401 error. This means OpenRouter rejected the key SillyTavern sent. Regenerate it, paste it again without trailing spaces, and confirm the account has credits if you’re calling a paid model.

OpenRouter is missing from the source list. Set API Type to Chat Completion first, since it won’t show under other types. Update and restart SillyTavern. Only edit config.yaml on an older or unusual install, where show_openrouter_api: true exists as a workaround, not a default. Check the related SillyTavern issue before changing it.

Empty model dropdown. The account is usually fine; SillyTavern failed to load the list. Refresh the connection and restart. If it still fails, enter the exact model slug from the model page by hand.

Connect works, but generation fails. Connect only proves the key is valid. Switch to another model and test, confirm the account has credits for a paid model, check the slug, and lower the context length if a large card, lorebook, or history is overflowing the window.

Frequently asked questions

How do I connect OpenRouter to SillyTavern?

Open the API Connections panel, set API Type to Chat Completion, choose OpenRouter as the source, click Authorize for an OAuth key or paste one from openrouter.ai/settings/keys, click Connect, pick a model, and send a test message.

Is OpenRouter actually free for SillyTavern?

For models tagged :free, yes, with limits. Free-model usage is capped at 50 requests per day and 20 per minute. Buying $10 in credits once raises the daily cap to 1,000 requests, while the per-minute cap stays the same. It’s not a subscription, and the credit stays usable for paid models.

What is the best free model for SillyTavern roleplay?

meta-llama/llama-3.3-70b-instruct:free is a strong pick, with a 131K context when available. Free model availability changes often, so confirm the exact :free slug is live at openrouter.ai/models?q=free before building a setup around it.

How do I fix “could not verify OpenRouter token”?

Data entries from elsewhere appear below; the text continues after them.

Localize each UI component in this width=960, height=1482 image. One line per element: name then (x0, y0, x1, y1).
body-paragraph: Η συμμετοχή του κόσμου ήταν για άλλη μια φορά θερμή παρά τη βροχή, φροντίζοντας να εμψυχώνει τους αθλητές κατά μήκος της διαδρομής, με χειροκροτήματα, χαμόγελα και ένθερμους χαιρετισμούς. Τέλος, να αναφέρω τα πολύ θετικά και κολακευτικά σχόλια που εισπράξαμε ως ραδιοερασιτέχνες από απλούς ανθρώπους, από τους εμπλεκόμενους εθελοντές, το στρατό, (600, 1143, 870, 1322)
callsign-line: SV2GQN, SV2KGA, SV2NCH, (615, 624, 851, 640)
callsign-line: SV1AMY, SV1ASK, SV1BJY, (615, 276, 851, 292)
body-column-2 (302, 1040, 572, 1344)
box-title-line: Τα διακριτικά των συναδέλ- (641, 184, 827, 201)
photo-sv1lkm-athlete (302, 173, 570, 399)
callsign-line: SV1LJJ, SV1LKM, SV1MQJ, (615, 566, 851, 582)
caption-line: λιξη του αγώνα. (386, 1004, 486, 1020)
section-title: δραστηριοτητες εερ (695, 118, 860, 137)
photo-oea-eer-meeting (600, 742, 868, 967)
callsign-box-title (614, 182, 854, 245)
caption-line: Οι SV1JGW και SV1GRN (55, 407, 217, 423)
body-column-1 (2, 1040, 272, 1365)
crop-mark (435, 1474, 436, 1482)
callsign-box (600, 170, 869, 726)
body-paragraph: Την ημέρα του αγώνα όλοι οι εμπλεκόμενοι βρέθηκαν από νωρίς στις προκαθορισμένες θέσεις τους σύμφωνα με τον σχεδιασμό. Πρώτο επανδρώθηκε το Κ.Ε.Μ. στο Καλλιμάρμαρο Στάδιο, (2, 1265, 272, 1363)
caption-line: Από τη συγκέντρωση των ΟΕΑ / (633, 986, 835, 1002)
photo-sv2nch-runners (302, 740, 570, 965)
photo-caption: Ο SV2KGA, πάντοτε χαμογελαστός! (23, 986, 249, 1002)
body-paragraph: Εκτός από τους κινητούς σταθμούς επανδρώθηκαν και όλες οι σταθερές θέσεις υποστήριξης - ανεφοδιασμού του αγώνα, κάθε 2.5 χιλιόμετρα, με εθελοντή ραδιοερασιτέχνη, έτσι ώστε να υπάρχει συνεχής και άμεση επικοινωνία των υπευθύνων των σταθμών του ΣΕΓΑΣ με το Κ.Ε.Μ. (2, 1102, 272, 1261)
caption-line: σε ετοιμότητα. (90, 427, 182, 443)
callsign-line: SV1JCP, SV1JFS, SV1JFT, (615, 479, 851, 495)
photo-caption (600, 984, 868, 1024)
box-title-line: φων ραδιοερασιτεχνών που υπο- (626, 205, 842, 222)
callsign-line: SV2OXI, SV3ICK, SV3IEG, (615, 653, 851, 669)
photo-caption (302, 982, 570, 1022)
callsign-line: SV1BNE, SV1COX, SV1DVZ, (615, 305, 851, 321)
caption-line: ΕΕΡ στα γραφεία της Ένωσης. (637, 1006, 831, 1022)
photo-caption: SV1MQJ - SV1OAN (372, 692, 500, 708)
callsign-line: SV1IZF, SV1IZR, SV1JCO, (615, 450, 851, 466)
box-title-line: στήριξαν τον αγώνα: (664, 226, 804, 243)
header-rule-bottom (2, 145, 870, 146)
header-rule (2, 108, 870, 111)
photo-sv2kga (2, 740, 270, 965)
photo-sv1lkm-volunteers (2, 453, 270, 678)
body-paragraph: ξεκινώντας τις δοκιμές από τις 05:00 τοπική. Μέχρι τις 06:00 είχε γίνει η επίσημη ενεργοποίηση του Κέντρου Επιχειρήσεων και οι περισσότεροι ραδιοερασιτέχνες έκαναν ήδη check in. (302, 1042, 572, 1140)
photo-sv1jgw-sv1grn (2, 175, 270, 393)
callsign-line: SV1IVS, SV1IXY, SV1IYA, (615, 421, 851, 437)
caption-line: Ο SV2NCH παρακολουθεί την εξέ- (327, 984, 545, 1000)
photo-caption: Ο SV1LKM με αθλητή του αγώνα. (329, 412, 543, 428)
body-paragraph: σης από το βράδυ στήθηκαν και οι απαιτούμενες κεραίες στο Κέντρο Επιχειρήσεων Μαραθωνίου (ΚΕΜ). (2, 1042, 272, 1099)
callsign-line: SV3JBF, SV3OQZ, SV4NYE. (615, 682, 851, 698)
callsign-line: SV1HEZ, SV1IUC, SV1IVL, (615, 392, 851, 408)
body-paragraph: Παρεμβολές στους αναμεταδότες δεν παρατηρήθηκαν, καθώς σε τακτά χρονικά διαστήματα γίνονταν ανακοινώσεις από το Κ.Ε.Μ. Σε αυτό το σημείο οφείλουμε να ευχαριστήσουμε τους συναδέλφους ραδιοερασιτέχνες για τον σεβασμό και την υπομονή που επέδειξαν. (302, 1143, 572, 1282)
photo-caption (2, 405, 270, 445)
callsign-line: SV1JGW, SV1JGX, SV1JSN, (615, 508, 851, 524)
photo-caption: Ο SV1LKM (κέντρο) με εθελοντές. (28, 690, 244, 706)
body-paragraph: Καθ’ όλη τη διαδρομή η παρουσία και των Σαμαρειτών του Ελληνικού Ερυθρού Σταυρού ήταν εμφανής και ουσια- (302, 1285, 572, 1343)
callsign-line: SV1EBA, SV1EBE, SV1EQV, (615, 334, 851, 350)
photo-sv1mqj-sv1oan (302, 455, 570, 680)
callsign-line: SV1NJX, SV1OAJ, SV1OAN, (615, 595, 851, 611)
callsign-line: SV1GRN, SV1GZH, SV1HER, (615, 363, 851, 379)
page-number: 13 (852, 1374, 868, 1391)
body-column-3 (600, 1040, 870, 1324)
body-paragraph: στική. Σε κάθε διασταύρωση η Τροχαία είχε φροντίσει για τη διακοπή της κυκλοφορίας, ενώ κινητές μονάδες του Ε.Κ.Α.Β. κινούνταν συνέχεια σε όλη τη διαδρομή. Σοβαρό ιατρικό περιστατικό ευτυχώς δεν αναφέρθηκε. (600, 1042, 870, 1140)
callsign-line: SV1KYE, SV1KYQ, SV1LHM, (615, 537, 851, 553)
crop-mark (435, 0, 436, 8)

It’s usually a DNS or network problem, not a bad key. Switch your DNS to 8.8.8.8 (Google) or 1.1.1.1 (Cloudflare), confirm the key is active, paste it again without trailing spaces, and restart SillyTavern.

Why does my generation stop early?

Check the response’s finish reason first, since the same symptom has several causes: provider moderation, a max-tokens limit, a context-length issue, or streaming behavior. If one provider keeps cutting scenes short, try another model or provider, then raise the max output setting if responses simply end too soon.

OpenRouter or a single-provider key for SillyTavern?

Use a direct key if you only ever use one provider and want the simplest billing. Use OpenRouter if you want one setup for many models, provider routing, fallback when a route goes down, free models to experiment with, and a single credit pool.